There is an elephant in the room: Towards a critique on the use of fairness in biometrics
Valdivia, Ana, Corbera-Serrajòrdia, Júlia, Swianiewicz, Aneta
In 2019, the UK's Immigration and Asylum Chamber of the Upper Tribunal dismissed an asylum appeal basing the decision on the output of a biometric system, alongside other discrepancies. The fingerprints of the asylum seeker were found in a biometric database which contradicted the appellant's account. The Tribunal found this evidence unequivocal and denied the asylum claim. Nowadays, the proliferation of biometric systems is shaping public debates around its political, social and ethical implications. Yet whilst concerns towards the racialised use of this technology for migration control have been on the rise, investment in the biometrics industry and innovation is increasing considerably. Moreover, fairness has also been recently adopted by biometrics to mitigate bias and discrimination on biometrics. However, algorithmic fairness cannot distribute justice in scenarios which are broken or intended purpose is to discriminate, such as biometrics deployed at the border.

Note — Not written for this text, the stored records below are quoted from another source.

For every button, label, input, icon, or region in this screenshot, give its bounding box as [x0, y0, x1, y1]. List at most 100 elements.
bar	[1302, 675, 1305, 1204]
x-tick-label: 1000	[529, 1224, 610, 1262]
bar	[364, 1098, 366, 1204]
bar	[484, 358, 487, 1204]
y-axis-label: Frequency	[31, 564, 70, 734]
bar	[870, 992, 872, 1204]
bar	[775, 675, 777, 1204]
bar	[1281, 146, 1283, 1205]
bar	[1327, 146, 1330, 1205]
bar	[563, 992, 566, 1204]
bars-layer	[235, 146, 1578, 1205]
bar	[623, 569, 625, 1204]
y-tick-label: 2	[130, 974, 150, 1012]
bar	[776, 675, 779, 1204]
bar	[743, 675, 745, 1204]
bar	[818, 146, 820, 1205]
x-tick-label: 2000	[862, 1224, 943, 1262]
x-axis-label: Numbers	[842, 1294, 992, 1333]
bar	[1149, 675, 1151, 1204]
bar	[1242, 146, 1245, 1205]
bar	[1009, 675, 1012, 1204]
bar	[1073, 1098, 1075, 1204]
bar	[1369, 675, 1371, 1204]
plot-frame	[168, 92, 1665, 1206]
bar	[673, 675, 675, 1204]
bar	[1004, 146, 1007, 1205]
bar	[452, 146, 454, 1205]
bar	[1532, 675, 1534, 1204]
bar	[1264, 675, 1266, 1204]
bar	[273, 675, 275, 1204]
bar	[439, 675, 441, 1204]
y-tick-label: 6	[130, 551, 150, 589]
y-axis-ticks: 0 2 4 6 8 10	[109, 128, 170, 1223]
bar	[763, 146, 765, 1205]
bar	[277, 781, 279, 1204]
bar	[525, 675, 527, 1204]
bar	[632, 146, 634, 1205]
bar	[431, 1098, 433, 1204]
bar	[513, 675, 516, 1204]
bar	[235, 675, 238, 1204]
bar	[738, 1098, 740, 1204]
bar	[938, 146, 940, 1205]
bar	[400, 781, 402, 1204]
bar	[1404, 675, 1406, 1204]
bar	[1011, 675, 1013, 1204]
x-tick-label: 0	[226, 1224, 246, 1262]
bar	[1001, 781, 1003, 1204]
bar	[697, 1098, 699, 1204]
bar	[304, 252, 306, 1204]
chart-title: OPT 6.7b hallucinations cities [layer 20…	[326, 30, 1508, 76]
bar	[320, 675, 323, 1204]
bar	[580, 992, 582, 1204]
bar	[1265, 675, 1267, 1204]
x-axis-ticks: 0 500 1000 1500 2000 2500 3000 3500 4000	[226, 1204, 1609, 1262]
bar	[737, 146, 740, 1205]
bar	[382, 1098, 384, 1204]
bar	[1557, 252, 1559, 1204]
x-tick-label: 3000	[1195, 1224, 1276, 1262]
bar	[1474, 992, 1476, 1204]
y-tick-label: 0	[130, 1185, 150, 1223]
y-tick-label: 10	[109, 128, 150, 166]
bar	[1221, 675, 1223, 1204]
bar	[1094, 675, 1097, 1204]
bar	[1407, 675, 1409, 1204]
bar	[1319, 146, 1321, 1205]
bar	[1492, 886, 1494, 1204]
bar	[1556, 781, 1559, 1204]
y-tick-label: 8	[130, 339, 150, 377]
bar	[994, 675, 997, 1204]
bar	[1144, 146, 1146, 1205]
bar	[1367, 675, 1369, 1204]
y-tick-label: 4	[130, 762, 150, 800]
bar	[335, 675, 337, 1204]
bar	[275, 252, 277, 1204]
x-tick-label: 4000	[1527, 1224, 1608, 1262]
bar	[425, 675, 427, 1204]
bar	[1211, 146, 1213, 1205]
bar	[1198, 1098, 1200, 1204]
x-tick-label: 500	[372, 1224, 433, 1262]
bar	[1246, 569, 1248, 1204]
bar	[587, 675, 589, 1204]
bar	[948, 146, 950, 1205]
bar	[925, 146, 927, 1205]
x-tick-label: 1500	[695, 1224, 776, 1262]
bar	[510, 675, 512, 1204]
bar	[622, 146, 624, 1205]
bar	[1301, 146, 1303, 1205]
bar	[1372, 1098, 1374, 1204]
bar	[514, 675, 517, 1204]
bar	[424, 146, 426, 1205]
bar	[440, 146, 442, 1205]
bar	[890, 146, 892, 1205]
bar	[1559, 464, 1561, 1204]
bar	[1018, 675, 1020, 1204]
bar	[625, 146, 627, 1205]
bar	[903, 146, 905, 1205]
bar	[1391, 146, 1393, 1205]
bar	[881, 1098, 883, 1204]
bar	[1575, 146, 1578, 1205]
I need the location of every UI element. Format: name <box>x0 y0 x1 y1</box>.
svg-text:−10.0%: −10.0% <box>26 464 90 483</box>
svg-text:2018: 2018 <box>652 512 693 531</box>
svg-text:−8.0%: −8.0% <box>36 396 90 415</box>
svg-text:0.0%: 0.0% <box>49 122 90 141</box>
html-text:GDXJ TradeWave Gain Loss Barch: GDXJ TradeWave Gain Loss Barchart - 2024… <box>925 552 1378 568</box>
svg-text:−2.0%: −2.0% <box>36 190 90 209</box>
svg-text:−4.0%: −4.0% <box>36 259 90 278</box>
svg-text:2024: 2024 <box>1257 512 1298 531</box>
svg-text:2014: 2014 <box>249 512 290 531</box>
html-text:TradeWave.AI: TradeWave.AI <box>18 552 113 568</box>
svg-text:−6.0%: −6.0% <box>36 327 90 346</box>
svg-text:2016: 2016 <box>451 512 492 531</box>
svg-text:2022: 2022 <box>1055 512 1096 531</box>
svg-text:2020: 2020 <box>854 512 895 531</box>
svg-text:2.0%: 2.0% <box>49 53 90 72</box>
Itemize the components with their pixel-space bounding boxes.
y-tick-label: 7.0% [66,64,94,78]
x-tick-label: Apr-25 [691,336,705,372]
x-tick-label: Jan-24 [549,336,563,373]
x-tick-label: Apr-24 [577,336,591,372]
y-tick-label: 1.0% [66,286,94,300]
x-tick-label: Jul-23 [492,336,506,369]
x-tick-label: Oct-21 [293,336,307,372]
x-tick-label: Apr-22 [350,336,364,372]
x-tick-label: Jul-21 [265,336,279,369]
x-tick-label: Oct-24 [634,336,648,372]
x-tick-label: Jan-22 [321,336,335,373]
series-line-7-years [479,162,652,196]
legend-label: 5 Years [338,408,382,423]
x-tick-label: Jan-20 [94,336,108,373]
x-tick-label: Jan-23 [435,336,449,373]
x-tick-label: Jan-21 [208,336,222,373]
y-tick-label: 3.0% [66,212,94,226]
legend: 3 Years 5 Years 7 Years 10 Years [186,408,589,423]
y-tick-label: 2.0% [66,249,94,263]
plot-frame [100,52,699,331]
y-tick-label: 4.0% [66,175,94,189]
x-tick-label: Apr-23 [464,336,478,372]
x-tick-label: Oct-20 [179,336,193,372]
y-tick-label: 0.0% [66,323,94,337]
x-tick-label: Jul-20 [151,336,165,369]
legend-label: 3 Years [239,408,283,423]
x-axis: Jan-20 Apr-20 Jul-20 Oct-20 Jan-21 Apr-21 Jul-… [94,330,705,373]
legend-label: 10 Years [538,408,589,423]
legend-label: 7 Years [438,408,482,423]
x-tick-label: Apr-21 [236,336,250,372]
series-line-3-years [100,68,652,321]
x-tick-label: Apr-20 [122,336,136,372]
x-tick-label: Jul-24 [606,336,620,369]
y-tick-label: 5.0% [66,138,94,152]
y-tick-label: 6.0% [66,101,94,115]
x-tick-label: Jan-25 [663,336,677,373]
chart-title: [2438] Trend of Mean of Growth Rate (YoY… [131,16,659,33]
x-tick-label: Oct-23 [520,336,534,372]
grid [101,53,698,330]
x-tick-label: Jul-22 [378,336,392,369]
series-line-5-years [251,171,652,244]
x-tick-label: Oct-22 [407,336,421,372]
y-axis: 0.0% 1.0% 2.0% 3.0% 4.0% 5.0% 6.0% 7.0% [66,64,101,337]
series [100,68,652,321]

In this paper, we offer a critical reading of recent debates about biometric fairness and show its limitations drawing on research in fairness in machine learning and critical border studies. Building on previous fairness demonstrations, we prove that biometric fairness criteria are mathematically mutually exclusive. Then, the paper moves on illustrating empirically that a fair biometric system is not possible by reproducing experiments from previous works. Finally, we discuss the politics of fairness in biometrics by situating the debate at the border. We claim that bias and error rates have different impact on citizens and asylum seekers. Fairness has overshadowed the elephant in the room of biometrics, focusing on the demographic biases and ethical discourses of algorithms rather than examine how these systems reproduce historical and political injustices.